A computational framework linking molecular regulation, synaptic plasticity, and brain disorders

Neuroplasticity supports learning, development, and adaptive behavior, but also underlies maladaptive circuit remodeling in neuropsychiatric disorders. Although genetic disruptions of synaptic signaling are widely implicated in these conditions, the causal chain from molecular perturbation to systems-level dysfunction remains unclear. Here we introduce a multiscale computational framework—a parameter-free Boolean regulatory model of glutamatergic signaling—that captures the dynamic control of synaptic plasticity.
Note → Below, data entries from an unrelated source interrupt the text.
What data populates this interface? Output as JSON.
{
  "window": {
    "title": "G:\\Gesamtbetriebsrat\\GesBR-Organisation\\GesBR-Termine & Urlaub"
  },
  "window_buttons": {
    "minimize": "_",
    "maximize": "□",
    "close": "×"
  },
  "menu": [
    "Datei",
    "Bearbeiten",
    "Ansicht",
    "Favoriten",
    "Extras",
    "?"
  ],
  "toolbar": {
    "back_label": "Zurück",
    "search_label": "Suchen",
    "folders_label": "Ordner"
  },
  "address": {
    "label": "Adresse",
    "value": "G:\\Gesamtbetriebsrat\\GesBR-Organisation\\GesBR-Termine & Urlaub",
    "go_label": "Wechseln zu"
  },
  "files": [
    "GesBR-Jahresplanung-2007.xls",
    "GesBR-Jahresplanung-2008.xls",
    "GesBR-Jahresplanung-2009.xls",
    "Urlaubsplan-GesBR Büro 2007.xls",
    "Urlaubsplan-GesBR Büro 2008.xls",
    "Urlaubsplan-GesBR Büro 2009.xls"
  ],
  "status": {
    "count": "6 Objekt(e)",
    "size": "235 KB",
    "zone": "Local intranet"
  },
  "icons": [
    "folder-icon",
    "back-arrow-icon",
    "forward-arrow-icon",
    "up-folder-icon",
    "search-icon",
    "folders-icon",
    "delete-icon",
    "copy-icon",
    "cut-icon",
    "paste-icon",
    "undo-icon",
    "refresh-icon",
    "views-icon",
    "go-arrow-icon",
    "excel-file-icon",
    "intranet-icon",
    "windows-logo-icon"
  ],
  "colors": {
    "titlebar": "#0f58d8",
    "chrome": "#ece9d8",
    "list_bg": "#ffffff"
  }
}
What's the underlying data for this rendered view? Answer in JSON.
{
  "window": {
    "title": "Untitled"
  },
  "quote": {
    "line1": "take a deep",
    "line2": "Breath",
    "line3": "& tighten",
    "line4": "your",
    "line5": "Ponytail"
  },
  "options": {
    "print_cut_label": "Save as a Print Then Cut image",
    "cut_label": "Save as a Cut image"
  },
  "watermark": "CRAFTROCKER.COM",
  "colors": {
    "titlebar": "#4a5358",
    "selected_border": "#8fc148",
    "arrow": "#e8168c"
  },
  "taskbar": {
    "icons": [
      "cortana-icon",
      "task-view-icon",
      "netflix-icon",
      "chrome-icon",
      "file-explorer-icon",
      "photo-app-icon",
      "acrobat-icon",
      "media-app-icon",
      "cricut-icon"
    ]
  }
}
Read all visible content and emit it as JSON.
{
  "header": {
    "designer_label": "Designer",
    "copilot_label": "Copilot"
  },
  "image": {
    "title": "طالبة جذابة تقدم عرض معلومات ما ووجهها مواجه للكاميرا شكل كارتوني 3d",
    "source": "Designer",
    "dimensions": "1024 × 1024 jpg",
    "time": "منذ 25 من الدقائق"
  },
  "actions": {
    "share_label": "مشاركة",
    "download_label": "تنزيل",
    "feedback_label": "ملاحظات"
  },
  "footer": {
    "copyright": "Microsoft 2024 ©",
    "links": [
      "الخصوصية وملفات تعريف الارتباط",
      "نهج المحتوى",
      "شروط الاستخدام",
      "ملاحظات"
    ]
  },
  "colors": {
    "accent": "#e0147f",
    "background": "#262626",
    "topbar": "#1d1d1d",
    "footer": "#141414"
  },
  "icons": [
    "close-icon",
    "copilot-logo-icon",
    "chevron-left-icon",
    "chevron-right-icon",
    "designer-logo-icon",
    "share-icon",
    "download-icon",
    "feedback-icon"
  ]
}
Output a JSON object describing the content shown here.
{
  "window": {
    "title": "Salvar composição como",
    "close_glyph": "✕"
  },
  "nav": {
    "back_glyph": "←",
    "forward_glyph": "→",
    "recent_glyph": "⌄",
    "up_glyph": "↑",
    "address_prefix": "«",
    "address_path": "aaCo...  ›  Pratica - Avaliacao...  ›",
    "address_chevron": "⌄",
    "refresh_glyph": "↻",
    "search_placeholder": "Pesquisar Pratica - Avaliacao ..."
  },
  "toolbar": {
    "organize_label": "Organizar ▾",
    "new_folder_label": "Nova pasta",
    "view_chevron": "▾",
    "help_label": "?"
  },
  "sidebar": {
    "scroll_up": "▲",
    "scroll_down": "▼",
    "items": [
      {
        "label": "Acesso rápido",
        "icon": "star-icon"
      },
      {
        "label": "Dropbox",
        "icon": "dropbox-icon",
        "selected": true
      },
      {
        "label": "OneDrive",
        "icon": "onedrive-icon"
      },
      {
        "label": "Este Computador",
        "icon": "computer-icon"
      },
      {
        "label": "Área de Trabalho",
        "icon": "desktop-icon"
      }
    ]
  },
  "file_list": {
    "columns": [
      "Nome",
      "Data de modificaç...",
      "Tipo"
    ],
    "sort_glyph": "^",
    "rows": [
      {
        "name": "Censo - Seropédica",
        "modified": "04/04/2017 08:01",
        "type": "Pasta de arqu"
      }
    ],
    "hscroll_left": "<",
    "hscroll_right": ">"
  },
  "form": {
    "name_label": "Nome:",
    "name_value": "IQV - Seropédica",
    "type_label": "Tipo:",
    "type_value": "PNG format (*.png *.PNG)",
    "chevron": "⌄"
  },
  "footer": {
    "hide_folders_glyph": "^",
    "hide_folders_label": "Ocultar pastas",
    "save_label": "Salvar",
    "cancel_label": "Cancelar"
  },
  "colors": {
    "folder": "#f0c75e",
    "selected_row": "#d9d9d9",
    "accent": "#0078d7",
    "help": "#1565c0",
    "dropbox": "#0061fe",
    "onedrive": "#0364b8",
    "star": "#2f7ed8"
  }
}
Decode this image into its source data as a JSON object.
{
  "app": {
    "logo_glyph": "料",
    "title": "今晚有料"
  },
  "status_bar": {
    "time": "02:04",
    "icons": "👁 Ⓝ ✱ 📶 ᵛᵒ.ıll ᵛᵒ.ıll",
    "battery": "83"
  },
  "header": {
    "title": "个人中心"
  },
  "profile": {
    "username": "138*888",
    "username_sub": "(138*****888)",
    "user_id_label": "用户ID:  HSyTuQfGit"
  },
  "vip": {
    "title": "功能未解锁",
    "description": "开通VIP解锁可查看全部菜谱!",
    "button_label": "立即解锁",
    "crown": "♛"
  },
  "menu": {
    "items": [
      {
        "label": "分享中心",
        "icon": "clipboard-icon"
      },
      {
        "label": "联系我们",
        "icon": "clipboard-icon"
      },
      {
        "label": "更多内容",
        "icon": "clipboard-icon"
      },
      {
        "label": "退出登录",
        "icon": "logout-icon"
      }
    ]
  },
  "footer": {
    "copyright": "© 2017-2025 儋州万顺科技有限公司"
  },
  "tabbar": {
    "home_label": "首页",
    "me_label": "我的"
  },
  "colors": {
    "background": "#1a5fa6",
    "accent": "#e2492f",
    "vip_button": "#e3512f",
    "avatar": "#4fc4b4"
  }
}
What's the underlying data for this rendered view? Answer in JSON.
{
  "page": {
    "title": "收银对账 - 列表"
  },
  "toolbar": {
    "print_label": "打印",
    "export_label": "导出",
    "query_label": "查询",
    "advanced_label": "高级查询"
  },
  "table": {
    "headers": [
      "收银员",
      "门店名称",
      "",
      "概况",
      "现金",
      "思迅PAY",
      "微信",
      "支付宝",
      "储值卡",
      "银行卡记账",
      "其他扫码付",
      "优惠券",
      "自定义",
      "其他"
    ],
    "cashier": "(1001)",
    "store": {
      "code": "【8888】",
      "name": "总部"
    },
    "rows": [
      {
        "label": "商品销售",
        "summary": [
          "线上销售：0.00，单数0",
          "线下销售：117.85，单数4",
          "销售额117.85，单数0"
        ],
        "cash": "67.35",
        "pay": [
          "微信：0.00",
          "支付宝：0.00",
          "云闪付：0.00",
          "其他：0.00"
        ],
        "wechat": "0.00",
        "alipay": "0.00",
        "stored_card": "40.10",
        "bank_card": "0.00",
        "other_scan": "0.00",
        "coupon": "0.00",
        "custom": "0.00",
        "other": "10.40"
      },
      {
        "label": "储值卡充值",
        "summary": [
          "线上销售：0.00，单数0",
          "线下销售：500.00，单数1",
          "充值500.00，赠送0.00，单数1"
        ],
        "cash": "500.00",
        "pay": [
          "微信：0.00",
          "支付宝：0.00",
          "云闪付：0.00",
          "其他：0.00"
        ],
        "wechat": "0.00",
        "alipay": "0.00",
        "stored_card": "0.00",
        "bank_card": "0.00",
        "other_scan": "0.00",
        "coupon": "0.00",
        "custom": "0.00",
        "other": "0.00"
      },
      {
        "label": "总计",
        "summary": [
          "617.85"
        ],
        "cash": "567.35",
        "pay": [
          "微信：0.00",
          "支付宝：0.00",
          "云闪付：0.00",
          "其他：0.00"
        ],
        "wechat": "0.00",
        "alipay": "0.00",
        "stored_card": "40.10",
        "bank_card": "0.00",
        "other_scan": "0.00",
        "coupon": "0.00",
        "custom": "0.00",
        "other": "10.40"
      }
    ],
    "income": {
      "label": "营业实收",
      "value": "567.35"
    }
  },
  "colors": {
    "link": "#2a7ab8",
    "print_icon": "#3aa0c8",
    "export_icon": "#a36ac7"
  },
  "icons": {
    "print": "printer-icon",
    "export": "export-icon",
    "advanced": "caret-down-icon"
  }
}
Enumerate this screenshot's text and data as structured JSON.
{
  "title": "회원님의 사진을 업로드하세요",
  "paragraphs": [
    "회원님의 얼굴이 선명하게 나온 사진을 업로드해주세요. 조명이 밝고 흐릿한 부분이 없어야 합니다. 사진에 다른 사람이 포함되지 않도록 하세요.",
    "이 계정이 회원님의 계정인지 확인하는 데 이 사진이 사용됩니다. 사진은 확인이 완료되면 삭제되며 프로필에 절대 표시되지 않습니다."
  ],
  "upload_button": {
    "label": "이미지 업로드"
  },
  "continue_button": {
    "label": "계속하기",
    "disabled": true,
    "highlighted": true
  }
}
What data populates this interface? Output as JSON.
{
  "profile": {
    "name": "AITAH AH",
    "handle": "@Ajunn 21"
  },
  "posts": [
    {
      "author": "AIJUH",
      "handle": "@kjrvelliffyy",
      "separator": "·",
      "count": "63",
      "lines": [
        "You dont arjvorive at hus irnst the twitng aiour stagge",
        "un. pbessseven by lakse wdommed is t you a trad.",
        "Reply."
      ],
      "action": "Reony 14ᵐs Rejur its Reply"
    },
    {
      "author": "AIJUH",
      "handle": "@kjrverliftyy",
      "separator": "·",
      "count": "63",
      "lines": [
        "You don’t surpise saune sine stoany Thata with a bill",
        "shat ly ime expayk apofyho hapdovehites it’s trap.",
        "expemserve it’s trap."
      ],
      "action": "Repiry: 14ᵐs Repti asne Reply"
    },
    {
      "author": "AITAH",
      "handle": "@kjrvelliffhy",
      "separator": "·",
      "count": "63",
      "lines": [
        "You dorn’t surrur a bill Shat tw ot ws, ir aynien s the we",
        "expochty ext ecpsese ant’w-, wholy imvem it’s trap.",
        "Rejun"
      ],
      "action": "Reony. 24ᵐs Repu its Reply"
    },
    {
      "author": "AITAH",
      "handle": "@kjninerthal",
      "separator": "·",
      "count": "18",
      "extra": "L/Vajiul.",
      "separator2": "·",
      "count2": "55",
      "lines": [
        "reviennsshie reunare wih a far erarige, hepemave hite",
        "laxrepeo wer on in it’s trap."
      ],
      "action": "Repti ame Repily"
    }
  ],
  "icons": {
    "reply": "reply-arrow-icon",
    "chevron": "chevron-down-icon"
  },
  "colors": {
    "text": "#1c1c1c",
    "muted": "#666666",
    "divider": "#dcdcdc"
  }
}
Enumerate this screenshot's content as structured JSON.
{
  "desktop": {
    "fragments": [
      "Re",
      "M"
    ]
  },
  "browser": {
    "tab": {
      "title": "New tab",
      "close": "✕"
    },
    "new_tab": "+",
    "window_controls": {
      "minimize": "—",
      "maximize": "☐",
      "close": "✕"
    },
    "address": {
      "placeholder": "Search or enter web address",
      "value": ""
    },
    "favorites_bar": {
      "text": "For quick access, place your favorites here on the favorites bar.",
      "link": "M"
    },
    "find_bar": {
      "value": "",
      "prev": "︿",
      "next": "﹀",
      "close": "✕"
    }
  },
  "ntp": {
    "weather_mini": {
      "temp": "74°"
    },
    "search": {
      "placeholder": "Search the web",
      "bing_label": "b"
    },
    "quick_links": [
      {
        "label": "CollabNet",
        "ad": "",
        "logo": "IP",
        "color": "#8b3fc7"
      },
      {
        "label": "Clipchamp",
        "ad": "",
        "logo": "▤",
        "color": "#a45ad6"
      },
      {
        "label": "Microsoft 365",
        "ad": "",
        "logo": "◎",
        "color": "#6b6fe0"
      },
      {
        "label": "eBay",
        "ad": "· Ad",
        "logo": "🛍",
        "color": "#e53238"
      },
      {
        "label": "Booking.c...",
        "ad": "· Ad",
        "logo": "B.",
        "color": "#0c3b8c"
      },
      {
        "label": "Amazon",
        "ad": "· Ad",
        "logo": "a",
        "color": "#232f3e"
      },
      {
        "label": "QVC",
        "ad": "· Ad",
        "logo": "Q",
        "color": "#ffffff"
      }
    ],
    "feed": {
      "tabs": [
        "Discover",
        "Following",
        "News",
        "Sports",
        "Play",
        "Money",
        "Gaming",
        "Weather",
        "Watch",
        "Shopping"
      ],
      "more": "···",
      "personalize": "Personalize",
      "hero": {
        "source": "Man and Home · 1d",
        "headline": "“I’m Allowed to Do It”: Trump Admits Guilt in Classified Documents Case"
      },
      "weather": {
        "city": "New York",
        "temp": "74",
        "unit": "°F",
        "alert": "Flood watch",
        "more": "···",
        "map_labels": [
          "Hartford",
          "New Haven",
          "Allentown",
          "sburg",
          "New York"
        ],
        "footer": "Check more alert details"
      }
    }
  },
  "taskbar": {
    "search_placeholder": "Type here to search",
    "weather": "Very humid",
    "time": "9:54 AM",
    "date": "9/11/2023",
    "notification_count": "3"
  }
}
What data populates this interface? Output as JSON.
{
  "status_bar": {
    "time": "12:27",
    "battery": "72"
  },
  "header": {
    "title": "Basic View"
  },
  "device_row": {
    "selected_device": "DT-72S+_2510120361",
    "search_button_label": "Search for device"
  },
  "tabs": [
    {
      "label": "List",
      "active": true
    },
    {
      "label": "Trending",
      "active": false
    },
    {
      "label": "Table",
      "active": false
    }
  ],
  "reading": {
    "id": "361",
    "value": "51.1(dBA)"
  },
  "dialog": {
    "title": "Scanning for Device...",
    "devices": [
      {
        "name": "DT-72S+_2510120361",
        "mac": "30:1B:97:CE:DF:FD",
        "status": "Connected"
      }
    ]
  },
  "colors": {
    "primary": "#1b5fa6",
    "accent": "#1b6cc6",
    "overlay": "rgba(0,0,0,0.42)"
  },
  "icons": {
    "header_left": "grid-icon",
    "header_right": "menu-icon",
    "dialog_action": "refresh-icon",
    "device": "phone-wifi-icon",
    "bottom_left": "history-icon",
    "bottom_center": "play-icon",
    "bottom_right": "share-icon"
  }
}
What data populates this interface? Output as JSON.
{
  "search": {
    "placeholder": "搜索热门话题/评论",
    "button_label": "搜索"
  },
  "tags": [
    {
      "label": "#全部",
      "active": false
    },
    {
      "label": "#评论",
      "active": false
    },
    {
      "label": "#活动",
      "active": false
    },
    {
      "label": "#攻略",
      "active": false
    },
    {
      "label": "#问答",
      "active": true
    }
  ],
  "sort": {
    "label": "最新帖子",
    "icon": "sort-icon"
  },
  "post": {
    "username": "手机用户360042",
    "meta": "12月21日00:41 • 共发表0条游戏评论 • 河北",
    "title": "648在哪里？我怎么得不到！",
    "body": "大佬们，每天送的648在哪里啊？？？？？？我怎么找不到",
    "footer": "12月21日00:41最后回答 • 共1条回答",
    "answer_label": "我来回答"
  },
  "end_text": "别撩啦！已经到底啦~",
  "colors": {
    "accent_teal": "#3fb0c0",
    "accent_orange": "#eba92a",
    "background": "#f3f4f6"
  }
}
The model generates emergent attractor states corresponding to long-term potentiation and depression and reveals how these states arise from underlying Hebbian principles. In silico gene-knockout simulations show that specific molecular perturbations destabilize these attractors, impairing synaptic plasticity and producing circuit-level alterations characteristic of diverse brain disorders. Remarkably, the model recapitulates the opposing developmental trajectories of autism spectrum disorder and schizophrenia, offering a mechanistic account of their divergent cortical phenotypes. This computationally tractable and generalizable framework quantitatively links genetic variation to synaptic instability and clinical severity, aligning with experimental and clinical observations. By moving beyond correlative associations, it establishes a causal scaffold for tracing how molecular disruptions propagate through synaptic regulatory networks to impair brain function, informing integrative diagnostics and mechanism-based therapeutic strategies.